While united with the Spanish Crown, from 1580 to 1640, Portugal kept the organization of terços, although the Army had declined. Several Spanish tercios were sent to Portugal; the principal of them, the Spanish infantry Tercio of the City of Lisbon, occupied the main fortresses of the Portuguese capital. The Terço of the Navy of the Crown of Portugal, the ancestor of the modern Portuguese Marines, was created in this period.
After the restoration of Portuguese sovereignty in 1640, the Army was reorganized by King John IV of Portugal. The terços remained the basic units of the Portuguese infantry. Two types of terços were organized: the paid terços (first line permanent units) and the auxiliary terços (second line militia units).

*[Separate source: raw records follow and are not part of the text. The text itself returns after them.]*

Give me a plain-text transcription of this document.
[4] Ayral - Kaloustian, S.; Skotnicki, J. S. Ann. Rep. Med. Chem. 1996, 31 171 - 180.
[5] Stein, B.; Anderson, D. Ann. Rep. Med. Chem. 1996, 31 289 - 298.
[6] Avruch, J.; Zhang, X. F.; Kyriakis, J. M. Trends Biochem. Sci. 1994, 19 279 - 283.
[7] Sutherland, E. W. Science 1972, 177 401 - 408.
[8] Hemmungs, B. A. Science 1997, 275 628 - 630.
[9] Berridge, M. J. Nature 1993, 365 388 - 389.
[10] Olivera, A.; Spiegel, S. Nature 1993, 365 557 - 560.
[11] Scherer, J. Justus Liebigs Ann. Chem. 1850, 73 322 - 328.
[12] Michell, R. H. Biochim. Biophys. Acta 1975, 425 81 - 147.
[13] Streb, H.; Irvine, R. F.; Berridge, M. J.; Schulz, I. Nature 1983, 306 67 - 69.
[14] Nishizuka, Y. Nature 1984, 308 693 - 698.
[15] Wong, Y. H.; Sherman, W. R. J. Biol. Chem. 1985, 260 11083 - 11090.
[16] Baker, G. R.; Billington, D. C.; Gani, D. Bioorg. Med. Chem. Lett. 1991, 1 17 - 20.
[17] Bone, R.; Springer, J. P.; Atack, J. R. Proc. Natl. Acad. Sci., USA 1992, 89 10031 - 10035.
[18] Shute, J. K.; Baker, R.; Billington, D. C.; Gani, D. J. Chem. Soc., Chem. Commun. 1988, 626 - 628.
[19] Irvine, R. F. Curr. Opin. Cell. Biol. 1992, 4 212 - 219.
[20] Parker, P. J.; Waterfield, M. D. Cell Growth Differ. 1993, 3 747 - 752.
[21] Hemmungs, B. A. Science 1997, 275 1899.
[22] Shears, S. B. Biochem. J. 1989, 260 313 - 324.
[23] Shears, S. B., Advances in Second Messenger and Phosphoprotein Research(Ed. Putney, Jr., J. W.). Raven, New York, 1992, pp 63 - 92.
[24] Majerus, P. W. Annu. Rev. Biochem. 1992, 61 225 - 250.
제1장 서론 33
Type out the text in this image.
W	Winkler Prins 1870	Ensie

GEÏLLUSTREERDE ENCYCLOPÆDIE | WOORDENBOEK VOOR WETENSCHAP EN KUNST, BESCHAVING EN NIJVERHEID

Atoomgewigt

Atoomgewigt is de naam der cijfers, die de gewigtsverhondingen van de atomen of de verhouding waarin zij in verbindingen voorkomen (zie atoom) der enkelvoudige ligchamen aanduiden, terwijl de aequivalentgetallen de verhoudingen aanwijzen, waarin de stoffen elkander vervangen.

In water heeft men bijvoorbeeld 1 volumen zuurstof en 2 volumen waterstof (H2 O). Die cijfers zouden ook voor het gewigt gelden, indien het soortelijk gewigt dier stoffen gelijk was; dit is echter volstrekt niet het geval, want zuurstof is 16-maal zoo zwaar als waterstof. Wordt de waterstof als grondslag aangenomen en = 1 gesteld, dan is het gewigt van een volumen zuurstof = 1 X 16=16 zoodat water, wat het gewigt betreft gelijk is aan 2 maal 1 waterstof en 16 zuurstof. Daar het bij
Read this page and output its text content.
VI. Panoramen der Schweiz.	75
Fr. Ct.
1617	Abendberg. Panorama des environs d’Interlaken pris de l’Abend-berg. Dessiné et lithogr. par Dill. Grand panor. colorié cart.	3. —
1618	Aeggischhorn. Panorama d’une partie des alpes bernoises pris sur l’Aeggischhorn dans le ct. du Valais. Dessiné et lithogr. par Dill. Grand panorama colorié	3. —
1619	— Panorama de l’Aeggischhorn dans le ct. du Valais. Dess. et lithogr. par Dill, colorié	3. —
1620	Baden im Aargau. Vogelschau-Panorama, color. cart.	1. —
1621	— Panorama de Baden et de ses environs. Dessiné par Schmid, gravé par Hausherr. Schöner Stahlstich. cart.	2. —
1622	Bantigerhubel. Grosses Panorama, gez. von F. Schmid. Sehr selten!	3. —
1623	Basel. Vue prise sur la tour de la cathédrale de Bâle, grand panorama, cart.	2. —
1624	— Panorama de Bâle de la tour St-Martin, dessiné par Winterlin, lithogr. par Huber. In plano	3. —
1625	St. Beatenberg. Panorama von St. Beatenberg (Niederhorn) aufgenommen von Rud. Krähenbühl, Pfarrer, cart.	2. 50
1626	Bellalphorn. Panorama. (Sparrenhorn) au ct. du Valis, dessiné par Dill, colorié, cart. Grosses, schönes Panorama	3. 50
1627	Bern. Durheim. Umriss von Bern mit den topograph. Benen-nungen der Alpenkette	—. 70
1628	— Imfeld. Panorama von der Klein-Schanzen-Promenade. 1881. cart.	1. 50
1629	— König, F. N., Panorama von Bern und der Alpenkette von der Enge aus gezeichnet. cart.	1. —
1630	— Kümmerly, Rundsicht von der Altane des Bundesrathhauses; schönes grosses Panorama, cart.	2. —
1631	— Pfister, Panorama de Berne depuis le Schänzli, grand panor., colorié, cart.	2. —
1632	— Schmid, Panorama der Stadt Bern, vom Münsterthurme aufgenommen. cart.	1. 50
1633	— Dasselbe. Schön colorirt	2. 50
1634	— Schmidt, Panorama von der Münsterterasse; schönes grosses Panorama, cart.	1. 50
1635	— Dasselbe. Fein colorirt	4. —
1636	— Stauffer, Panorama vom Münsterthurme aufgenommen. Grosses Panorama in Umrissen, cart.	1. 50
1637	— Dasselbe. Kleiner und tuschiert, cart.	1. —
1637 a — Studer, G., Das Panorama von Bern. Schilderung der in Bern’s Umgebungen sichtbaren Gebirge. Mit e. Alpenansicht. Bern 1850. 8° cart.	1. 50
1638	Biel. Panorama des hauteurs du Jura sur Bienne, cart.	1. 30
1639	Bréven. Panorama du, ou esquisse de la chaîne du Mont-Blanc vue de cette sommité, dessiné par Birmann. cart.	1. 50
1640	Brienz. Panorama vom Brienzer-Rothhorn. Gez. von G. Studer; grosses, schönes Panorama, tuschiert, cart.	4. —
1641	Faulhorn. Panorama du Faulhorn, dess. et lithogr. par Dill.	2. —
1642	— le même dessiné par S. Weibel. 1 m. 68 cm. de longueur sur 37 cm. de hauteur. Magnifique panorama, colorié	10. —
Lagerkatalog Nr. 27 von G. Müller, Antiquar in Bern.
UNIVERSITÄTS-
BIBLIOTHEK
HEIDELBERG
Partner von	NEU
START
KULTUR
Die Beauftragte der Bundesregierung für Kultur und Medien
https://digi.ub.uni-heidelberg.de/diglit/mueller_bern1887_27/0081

Portugal won the Restoration War with these terços.
At the end of the 17th century, the terços were already organized as modern regiments. However, the first line terços were only transformed into regiments in 1707, during the War of the Spanish Succession – after the Spanish tercios were transformed into regiments in 1704. The second line terços were only transformed into militia regiments in 1796. Some of the old terços are direct ancestors of modern regiments of the Portuguese Army.
The first challenge to the dominance of the Spanish tercios came at the Battle of Nieuwpoort (1600). The victor of Nieuwpoort, the Dutch stadtholder Maurice, Prince of Orange, believed he could improve on the tercio by combining its methods with the organisation of the Roman legion. These shallower linear formations brought a greater proportion of available guns to bear on the enemy simultaneously. The result was that the tercios at Nieuwpoort were badly damaged by the weight of Dutch firepower. Yet the Spanish army very nearly succeeded in spite of internal dissensions that had compromised its regular command. The Eighty Years' War (1568–1648) in the Low Countries continued to be characterized by sieges of cities and forts, while field battles were of secondary importance. Maurice's reforms did not lead to a revolution in warfare, but he had created an army that could meet the tercios on an even basis and that pointed the way to future developments. During the Thirty Years War (1618–1648) tercio formations began to be tested by more linear formations created and led by the brilliant Swedish soldier-king Gustavus Adolphus. However, eventually, the tried-and-true tactics and professionalism of the Spanish tercios defeated the Swedish army at the Battle of Nördlingen (1634).
Throughout its history, the tercio's composition and battlefield formations and tactics evolved to meet new challenges. Tercio formations with well-trained troops and good cavalry support continued to win major battles in the 17th century such as Wimpfen (1622), Fleurus (1622), Breda (1624), Nördlingen (1634), Thionville (1639), Honnecourt (1641) and Valenciennes (1656). It was not until Rocroi (1643) that the Spanish tercio's reputation of near invincibility in open battle was shattered. Still, the Rocroi defeat was precipitated by the collapse of the supporting cavalry rather than the failure of the tercio's infantry. Tercios continued to win battles after Rocroi, such as Tuttlingen the same year, but their battlefield style continued to evolve. In this period steady improvements in firearms and field artillery were giving the shallower linear style an increasing advantage. By the late 17th century the tercios had adopted so much of the linear style that their battlefield formations and tactics often had little resemblance to the classic tercio formations and tactics of the previous century. In 1704, the regular Spanish tercios were transformed into regiments and the pikeman as an infantry type was dropped. Those of the reserves and the militia would later be transformed into similar organisations.